Caroline: Another pitch by an as-yet unnamed NewCo was also very intriguing – it’s researching a new Alzheimer’s drug based on small molecules. In contrast to current treatments, this drug would be administered simply as a tablet, and preclinical tests have shown the drug to be effective with fewer side effects. We heard about so many fantastic innovations. It’s great to see what’s going on in the scene.

A special guest at the event was CureVac founder Ingmar Hoerr, who shared his business story. You interviewed him, Martin. What impressed you about him?

Martin: It was a fascinating discussion because he spoke about the early days of CureVac. He also told his own personal story, which – and this is something that’s often underestimated – had a lot to do with adversity and being different. His courage to pursue an untapped, disruptive topic such as mRNA vaccines in the face of much resistance was particularly inspiring for myself and the many entrepreneurs at the event.

So do you have any tips to offer? Beyond the Pitch Days, you work with investors and founders on a day-to-day basis. Is there any advice you’d like to share?

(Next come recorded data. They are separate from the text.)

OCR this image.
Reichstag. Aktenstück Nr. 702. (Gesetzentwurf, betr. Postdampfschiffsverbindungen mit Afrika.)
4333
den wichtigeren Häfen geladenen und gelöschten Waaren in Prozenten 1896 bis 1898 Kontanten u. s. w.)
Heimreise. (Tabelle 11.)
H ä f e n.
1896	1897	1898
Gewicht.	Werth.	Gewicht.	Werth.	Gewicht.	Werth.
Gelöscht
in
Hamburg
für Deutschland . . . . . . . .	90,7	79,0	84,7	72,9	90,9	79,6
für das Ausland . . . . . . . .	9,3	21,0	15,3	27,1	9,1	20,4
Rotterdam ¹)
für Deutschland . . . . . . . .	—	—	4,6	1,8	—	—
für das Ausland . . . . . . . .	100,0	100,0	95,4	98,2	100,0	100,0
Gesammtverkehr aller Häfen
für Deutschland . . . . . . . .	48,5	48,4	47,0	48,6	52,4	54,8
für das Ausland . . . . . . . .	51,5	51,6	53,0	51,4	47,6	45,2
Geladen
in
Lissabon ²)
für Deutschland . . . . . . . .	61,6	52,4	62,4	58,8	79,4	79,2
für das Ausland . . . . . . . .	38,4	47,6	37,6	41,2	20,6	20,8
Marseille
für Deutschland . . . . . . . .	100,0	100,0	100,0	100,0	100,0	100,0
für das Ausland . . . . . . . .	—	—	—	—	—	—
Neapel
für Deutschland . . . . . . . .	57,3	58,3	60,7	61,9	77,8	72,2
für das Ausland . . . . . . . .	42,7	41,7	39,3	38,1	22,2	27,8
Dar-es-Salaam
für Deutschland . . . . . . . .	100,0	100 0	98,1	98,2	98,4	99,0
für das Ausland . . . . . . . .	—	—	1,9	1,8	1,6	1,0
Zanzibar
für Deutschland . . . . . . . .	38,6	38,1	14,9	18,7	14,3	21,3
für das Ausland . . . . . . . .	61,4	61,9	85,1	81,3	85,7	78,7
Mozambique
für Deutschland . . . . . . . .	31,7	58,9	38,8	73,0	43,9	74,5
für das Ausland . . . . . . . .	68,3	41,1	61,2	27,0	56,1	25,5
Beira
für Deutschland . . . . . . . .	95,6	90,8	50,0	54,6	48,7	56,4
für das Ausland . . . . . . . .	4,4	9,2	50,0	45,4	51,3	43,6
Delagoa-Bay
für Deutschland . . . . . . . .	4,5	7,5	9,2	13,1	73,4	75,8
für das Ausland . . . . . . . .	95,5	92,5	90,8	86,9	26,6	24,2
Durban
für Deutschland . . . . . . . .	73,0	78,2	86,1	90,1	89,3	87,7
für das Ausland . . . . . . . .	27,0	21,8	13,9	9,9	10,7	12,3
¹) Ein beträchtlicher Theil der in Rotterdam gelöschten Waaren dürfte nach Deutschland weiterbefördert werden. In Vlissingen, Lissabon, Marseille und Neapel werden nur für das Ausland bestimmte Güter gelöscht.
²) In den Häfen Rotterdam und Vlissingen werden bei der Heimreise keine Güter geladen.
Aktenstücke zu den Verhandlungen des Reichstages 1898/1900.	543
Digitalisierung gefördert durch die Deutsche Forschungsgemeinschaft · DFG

Caroline: I’ll start with the company founders: Make sure to focus! With platform technologies in particular, there’s a danger that you’ll get lost along the way because the opportunities are endless. This is something we experience on a regular basis. Set yourself a clear target and don’t be too swayed by early offers from larger partners. This is something I always advise against.

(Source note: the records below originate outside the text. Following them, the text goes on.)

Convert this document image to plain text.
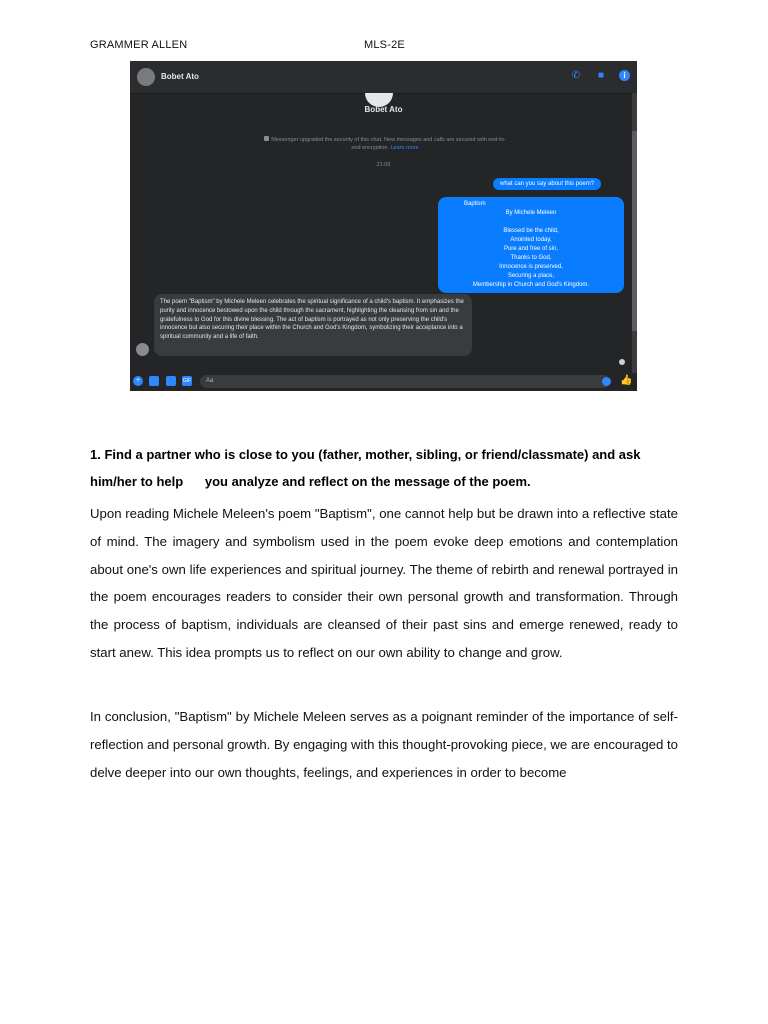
GRAMMER ALLEN	MLS-2E
Bobet Ato	✆ ■	i
Bobet Ato
Messenger upgraded the security of this chat. New messages and calls are secured with end-to-end encryption. Learn more
21:05
what can you say about this poem?
Baptism
By Michele Meleen
Blessed be the child,
Anointed today,
Pure and free of sin,
Thanks to God,
Innocence is preserved,
Securing a place,
Membership in Church and God's Kingdom.
The poem "Baptism" by Michele Meleen celebrates the spiritual significance of a child's baptism. It emphasizes the purity and innocence bestowed upon the child through the sacrament, highlighting the cleansing from sin and the gratefulness to God for this divine blessing. The act of baptism is portrayed as not only preserving the child's innocence but also securing their place within the Church and God's Kingdom, symbolizing their acceptance into a spiritual community and a life of faith.
+	GIF	Aa	👍
1. Find a partner who is close to you (father, mother, sibling, or friend/classmate) and ask him/her to help you analyze and reflect on the message of the poem.
Upon reading Michele Meleen's poem "Baptism", one cannot help but be drawn into a reflective state of mind. The imagery and symbolism used in the poem evoke deep emotions and contemplation about one's own life experiences and spiritual journey. The theme of rebirth and renewal portrayed in the poem encourages readers to consider their own personal growth and transformation. Through the process of baptism, individuals are cleansed of their past sins and emerge renewed, ready to start anew. This idea prompts us to reflect on our own ability to change and grow.
In conclusion, "Baptism" by Michele Meleen serves as a poignant reminder of the importance of self-reflection and personal growth. By engaging with this thought-provoking piece, we are encouraged to delve deeper into our own thoughts, feelings, and experiences in order to become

Martin: I’d also advise company founders to search for a partner that can help you navigate the jungle of options on offer. We touched on it before: the scene is booming and there are a lot of new developments. As a founder, you need an investment partner that you see eye to eye with and that knows what it’s doing. At HTGF, we’ve covered the market for more than 16 years now and have in-depth knowledge of the scene. We have good relations with start-ups and investors and know just how important know-how as well as trust between the individual stakeholders is. This is another reason why we stage events like our Pitch Day – to help create a common foundation for long-term success.